Why Do They Call It "The Dutch Gap?"

Why Do They Call It "The Dutch Gap?"
by Dr. Paul Loatman, City Historian

The last time that I was asked this question, I was leaving a local funeral home. Given the timing and the place of inquiry, the answer did not come quickly to mind, but I promised my interrogator that I would provide the explanation when I could recall it. As so often happens, questions asked of me while on the run slip from memory, but this one came back to me as I was doing some research on Col. Ellsworth recently. As the lawyers would say, although the answer may be a bit late for my original questioner, I submit it forthwith. By the way, as so often happens, finding the solutions to life's little mysteries such as, "Why do they call it 'the Dutch Gap'?" involves a short lesson both in local geography and the history of the Civil War.

Almost from the moment that Col. Ellsworth died in May of 1861, the battle cry of the Union armies was "On To Richmond!" the capital of the Confederacy. As we know now, it would be four long years before Richmond was captured. As the Union armies approached their goal in 1864, they ran into a serious roadblock on the James River about fifteen miles below Richmond: the Dutch Gap. After flowing past the Confederate capital in a relatively straight line, the James made a huge twelve mile oxbow - a meandering detour - before resuming its march to the sea. Boats had to wander twelve miles out of their way to gain a thousand yards as the crow flies. The neck of land circumscribed by the oxbow - the Dutch Gap - became a deadly trap for the Union navy, which lost many ships and sailors to Confederate mines which were laid in the hairpin turn in the river. When the position was finally captured in 1864, the Union forces solved the problem by tunneling a canal straight through the gap, straightening the river, and saving untold numbers of Union soldiers' and sailors' lives.
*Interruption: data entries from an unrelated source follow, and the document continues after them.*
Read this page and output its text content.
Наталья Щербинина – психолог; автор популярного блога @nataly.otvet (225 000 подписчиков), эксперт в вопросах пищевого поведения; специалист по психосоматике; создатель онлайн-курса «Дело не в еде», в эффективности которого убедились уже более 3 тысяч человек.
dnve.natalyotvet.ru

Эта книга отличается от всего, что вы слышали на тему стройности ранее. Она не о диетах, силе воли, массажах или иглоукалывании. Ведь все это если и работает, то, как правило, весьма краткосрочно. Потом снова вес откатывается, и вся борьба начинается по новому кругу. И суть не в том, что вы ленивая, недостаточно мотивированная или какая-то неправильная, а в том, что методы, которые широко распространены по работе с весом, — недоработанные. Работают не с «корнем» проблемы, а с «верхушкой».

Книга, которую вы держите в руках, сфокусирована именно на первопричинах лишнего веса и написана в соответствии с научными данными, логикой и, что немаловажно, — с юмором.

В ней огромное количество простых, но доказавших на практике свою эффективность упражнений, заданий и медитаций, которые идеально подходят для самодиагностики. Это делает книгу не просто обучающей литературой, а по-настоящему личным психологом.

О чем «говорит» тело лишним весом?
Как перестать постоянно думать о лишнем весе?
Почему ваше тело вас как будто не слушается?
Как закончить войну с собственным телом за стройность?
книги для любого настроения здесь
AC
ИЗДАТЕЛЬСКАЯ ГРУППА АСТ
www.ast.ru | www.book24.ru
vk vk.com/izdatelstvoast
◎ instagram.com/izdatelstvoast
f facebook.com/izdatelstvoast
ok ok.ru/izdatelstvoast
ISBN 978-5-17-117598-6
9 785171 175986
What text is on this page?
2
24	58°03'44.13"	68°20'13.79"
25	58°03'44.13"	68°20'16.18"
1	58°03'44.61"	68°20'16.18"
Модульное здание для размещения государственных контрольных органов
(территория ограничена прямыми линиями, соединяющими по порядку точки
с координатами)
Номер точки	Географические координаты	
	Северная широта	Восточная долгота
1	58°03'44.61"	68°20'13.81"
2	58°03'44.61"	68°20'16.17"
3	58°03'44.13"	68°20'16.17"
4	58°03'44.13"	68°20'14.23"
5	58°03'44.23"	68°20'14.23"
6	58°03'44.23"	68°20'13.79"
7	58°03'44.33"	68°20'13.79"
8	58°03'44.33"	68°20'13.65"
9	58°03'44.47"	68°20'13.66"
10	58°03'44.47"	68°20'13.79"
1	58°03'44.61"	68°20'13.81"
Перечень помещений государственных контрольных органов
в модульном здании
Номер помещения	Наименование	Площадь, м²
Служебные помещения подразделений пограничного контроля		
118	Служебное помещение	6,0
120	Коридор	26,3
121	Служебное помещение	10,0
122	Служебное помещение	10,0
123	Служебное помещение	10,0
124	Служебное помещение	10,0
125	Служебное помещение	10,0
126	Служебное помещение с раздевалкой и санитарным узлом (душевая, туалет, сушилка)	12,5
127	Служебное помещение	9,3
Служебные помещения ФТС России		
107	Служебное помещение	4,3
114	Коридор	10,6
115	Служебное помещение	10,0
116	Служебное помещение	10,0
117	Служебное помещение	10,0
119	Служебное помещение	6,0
Meanwhile back in Mechanicville, local residents had their own little "minefield" of sorts to navigate, the railroad crossing at South Main and South Streets. As originally built, the main highway through Mechanicville proceeded south along Main as it does now, but then crossed the tracks (above grade) at South St., and continued toward Waterford along the east side of the Champlain Canal, which flowed through town along the path of present-day Central Avenue. The rail crossing mentioned above was the site of many accidents, a number of them fatal, until 1871. At that time, the Saratoga, Rensselaer, and Whitehall Railway agreed with local lawyer, politician and sometimes publisher of the Mechanicville Weekly Times, J. Frank Terry, that the solution to the problem at hand was similar to that of the Union Amy before Richmond - tunnel your way through the obstacle. In short order, the engineering feat was accomplished and thus was born Mechanicville's version of the 'the Dutch Gap,' and so it is so-called to the present day.

As often happens, a site name continues to be used long after anyone who remembers its derivation is still alive, and no one has any idea about where the idea originated. In this case, a little history and a little geography supply the answer.